Николай пожал плечами.
– Такой прилив сил! Тепло и удовольствие! Я глянул в окно – мир уже не был таким одноцветным. Заиграли краски на машинах, в окнах домов, в одежде прохожих… Спирт жёг желудок, во рту был аммиачный привкус, а в сознании наступила непривычная ясность, пропали сомнения и полутона. Чёрное стало чёрным, красное – красным.
А ещё во мне заворочалась злоба. Я понял, что никому ничего не должен, что больше никто не посмеет ударить меня безнаказанно, что я всех поставлю на место. С этого дня я записался в качалку, на плаванье, на рукопашку и принялся неистово тренироваться. Мне тогда было почти тринадцать лет. А ещё с этого дня я начал пить.
Всё время в жизни мне было страшно. Я боялся пьяных друзей матери, боялся её гнева, боялся огорчить бабушку, трясся каждый день перед дверями школы. У меня слабели колени, я не мог справиться с колотящимся сердцем. Я не знал, за что сегодня меня будут бить, но был уверен – повод найдётся. Всю свою ненависть к этому поганому несправедливому миру я выплёскивал на тренировках. Скоро меня выгнали из секции бокса за несоблюдение правил и жестокость в бою. Тренировки продолжились дома. Теперь я накачивался алкоголем и махал руками и ногами под тяжёлый металл в своей комнате. Стал огрызаться на мать, перестал ходить к бабушке.
Когда в очередной раз на уроке физкультуры старшаки затащили меня в туалет, я сломал одному нос, выставил два зуба второму и убил бы третьего, не подоспей физрук.

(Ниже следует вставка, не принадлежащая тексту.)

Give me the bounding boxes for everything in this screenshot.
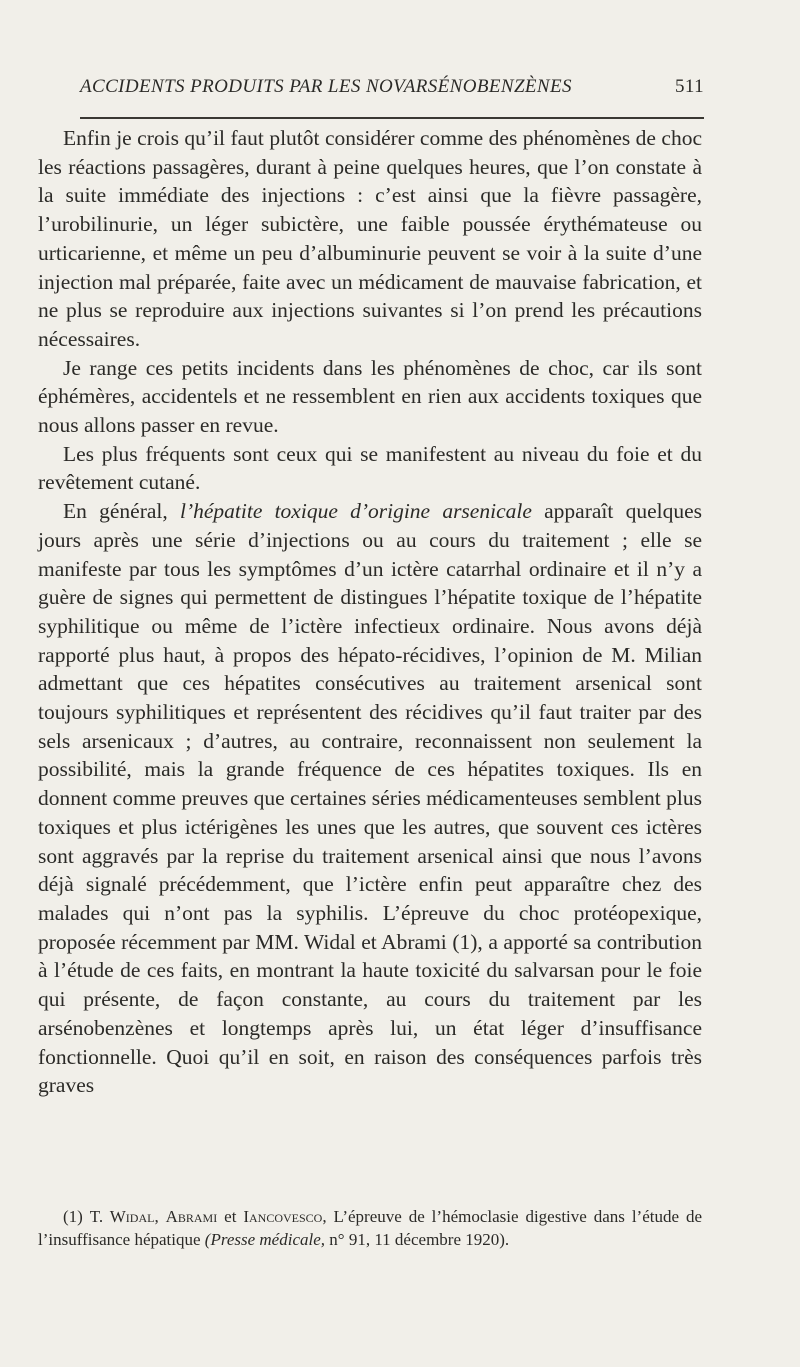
page-header — [80, 76, 704, 98]
paragraph: Enfin je crois qu’il faut plutôt considérer comme des phénomènes de choc les réactions passagères, durant à peine quelques heures, que l’on constate à la suite immédiate des injections : c’est ainsi que la fièvre passagère, l’urobilinurie, un léger subictère, une faible poussée érythémateuse ou urticarienne, et même un peu d’albuminurie peuvent se voir à la suite d’une injection mal préparée, faite avec un médicament de mauvaise fabrication, et ne plus se reproduire aux injections suivantes si l’on prend les précautions nécessaires. — [38, 126, 702, 351]
footnote-details: n° 91, 11 décembre 1920). — [325, 1230, 510, 1249]
footnote-title: , L’épreuve de l’hémoclasie digestive dans l’étude de l’insuffisance hépatique — [38, 1207, 702, 1249]
emphasis-term: l’hépatite toxique d’origine arsenicale — [179, 499, 532, 524]
body-text — [38, 124, 702, 1100]
footnote-author: Iancovesco — [243, 1207, 323, 1226]
footnote-author: T. Widal — [89, 1207, 155, 1226]
footnote: (1) T. Widal, Abrami et Iancovesco, L’épreuve de l’hémoclasie digestive dans l’étude de l’insuffisance hépatique (Presse médicale, n° 91, 11 décembre 1920). — [38, 1207, 702, 1249]
header-rule — [80, 117, 704, 119]
paragraph-text: apparaît quelques jours après une série d’injections ou au cours du traitement ; elle se manifeste par tous les symptômes d’un ictère catarrhal ordinaire et il n’y a guère de signes qui permettent de distingues l’hépatite toxique de l’hépatite syphilitique ou même de l’ictère infectieux ordinaire. Nous avons déjà rapporté plus haut, à propos des hépato-récidives, l’opinion de M. Milian admettant que ces hépatites consécutives au traitement arsenical sont toujours syphilitiques et représentent des récidives qu’il faut traiter par des sels arsenicaux ; d’autres, au contraire, reconnaissent non seulement la possibilité, mais la grande fréquence de ces hépatites toxiques. Ils en donnent comme preuves que certaines séries médicamenteuses semblent plus toxiques et plus ictérigènes les unes que les autres, que souvent ces ictères sont aggravés par la reprise du traitement arsenical ainsi que nous l’avons déjà signalé précédemment, que l’ictère enfin peut apparaître chez des malades qui n’ont pas la syphilis. L’épreuve du choc protéopexique, proposée récemment par MM. Widal et Abrami (1), a apporté sa contribution à l’étude de ces faits, en montrant la haute toxicité du salvarsan pour le foie qui présente, de façon constante, au cours du traitement par les arsénobenzènes et longtemps après lui, un état léger d’insuffisance fonctionnelle. Quoi qu’il en soit, en raison des conséquences parfois très graves — [38, 499, 702, 1098]
footnote-marker: (1) — [63, 1207, 90, 1226]
paragraph — [38, 497, 702, 1100]
paragraph: Je range ces petits incidents dans les phénomènes de choc, car ils sont éphémères, accidentels et ne ressemblent en rien aux accidents toxiques que nous allons passer en revue. — [38, 355, 702, 438]
footnote-journal: (Presse médicale, — [204, 1230, 326, 1249]
footnote-author: Abrami — [165, 1207, 218, 1226]
paragraph-lead: En général, — [63, 499, 180, 524]
paragraph: Les plus fréquents sont ceux qui se manifestent au niveau du foie et du revêtement cutané. — [38, 441, 702, 495]
running-title: ACCIDENTS PRODUITS PAR LES NOVARSÉNOBENZÈNES — [80, 76, 572, 97]
page-number: 511 — [675, 76, 704, 97]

С того дня я объявил войну всему миру. Я начал отнимать деньги, перестал появляться в школе трезвым, забросил учёбу и самое главное – жестоко рассчитался со своими врагами. Меня стали бояться, это заводило ещё сильнее, остановиться было уже невозможно. Я отнимал еду в столовой, понравившиеся мне вещи: шапку, плеер, часы. Никто не жаловался, все меня боялись.